No. But the reverse is true as well: laser and surgery do not have the same effect as skincare. Cosmetics can compensate for the age-related deficit of some substances, slow down ageing and postpone the appearance of wrinkles. Skincare can directly affect some cell processes, help the cells metabolise oxygen like they used to at a young age or restore, at least partially, the synthesis of collagen or hyaluronic acid. Laser can eliminate pigmentation in the upper layers of the skin, and skincare can prevent the synthesis of excess pigment in the deeper skin layers. Injections can create a localised swelling filling a crease or a wrinkle, and skincare can postpone its appearance or help skin cells restore the syntheses of substances which can fill that wrinkle from the inside. Aside from already familiar cosmetic ingredients, in recent years skincare has come to use ingredients normalising microbiome. Research has shown that the skin condition, including the way it changes with age, largely depends on the state of microbiome, billions of microorganisms living on the skin surface. As it turns out, the body outsources a lot of processes to them — moisturising for example is for the most part provided by microorganisms, rather than skin cells. With age microbiome comes to need some support as well, and skincare can provide it restoring its ability to moisturise, protect, fight free radicals and maintain the synthesis of necessary substances. The latest discoveries in skincare are connected with the advancement of genetics, namely epigenetics.
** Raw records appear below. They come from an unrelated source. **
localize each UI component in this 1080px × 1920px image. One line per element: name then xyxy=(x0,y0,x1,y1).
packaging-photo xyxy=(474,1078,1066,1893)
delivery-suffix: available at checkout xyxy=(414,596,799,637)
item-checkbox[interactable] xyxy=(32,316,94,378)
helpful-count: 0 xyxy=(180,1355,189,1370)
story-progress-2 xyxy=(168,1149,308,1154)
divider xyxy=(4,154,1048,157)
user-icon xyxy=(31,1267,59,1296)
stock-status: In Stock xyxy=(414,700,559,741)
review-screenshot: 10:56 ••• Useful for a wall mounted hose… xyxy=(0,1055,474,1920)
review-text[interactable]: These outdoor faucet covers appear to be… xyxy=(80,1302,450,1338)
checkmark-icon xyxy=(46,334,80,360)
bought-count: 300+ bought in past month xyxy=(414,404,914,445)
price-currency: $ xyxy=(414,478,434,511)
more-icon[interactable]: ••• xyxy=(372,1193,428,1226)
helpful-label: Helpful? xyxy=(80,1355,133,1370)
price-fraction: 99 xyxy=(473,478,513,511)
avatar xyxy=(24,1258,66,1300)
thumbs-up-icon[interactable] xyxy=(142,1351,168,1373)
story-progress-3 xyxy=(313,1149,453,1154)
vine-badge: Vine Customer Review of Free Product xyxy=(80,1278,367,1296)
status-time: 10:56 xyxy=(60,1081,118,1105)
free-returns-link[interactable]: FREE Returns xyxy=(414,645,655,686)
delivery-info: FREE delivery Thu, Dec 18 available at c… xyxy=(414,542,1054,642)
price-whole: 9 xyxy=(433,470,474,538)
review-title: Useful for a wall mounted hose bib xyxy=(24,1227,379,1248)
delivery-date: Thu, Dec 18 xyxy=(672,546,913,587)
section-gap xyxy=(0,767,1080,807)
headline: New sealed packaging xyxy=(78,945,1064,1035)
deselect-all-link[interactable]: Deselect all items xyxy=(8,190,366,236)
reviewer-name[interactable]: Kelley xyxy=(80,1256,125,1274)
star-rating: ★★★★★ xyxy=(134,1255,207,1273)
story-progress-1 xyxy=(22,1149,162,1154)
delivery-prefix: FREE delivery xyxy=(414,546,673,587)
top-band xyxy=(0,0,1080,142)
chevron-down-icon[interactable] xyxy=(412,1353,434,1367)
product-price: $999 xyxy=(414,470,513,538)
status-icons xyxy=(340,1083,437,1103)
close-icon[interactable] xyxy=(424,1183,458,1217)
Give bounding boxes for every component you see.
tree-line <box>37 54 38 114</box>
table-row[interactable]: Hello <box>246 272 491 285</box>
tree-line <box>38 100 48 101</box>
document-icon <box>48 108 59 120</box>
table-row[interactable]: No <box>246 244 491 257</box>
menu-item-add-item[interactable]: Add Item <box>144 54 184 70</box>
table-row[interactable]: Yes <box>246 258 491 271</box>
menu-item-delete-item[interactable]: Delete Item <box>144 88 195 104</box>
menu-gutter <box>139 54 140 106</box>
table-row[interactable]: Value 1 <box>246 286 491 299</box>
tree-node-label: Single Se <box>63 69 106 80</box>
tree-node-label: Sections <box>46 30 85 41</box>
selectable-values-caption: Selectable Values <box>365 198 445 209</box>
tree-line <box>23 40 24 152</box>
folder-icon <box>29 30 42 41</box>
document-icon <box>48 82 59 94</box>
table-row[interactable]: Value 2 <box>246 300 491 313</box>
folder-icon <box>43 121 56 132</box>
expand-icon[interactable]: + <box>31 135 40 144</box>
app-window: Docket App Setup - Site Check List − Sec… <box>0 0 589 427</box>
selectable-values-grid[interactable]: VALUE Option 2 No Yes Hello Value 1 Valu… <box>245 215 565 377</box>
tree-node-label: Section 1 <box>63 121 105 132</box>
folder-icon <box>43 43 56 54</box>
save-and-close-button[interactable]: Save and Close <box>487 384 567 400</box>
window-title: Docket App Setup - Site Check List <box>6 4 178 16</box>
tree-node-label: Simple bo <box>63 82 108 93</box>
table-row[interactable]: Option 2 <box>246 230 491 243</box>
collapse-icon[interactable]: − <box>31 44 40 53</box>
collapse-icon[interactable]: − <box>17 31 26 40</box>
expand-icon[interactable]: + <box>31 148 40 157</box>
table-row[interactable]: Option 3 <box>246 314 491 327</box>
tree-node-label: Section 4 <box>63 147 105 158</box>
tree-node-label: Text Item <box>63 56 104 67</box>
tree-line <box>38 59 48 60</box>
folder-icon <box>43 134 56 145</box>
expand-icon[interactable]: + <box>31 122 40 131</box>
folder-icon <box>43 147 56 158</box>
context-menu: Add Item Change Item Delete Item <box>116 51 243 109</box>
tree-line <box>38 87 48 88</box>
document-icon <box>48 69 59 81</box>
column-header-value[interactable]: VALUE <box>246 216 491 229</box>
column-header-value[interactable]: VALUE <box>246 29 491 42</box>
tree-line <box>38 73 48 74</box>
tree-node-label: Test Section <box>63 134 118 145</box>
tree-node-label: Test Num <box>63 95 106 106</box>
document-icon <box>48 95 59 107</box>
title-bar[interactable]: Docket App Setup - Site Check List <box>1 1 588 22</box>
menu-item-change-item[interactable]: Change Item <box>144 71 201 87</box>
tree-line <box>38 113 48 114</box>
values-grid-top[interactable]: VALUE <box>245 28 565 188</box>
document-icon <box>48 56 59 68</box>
Apparently, some substances applied to the skin can activate dormant genes or put to sleep some excessively active ones. Some ingredients, such as teprenone, the cells of ephemer culture of wakame alga, and our old favourites coenzyme Q10, niacinamide and some others can prolong the active life of cells and restore the cells’ ability to synthesise substances which had been thought to decline irreversibly with age. Obviously skincare can help fight ageing. It is most important to remember that the skin, as dermatologists put it, is unforgiving of negligence, lack of everyday attention and especially of damage. Even after many years the skin can avenge its pains — this is precisely what happens with UV effect, all sunburns received in life accumulate. To keep the skin happy, give it care and protection every day, it only takes a few minutes in the morning and before bed. Of course the skin will appreciate a visit to an aesthetic professional at least once a month. Regular care is key to the skin’s health and naturally good look.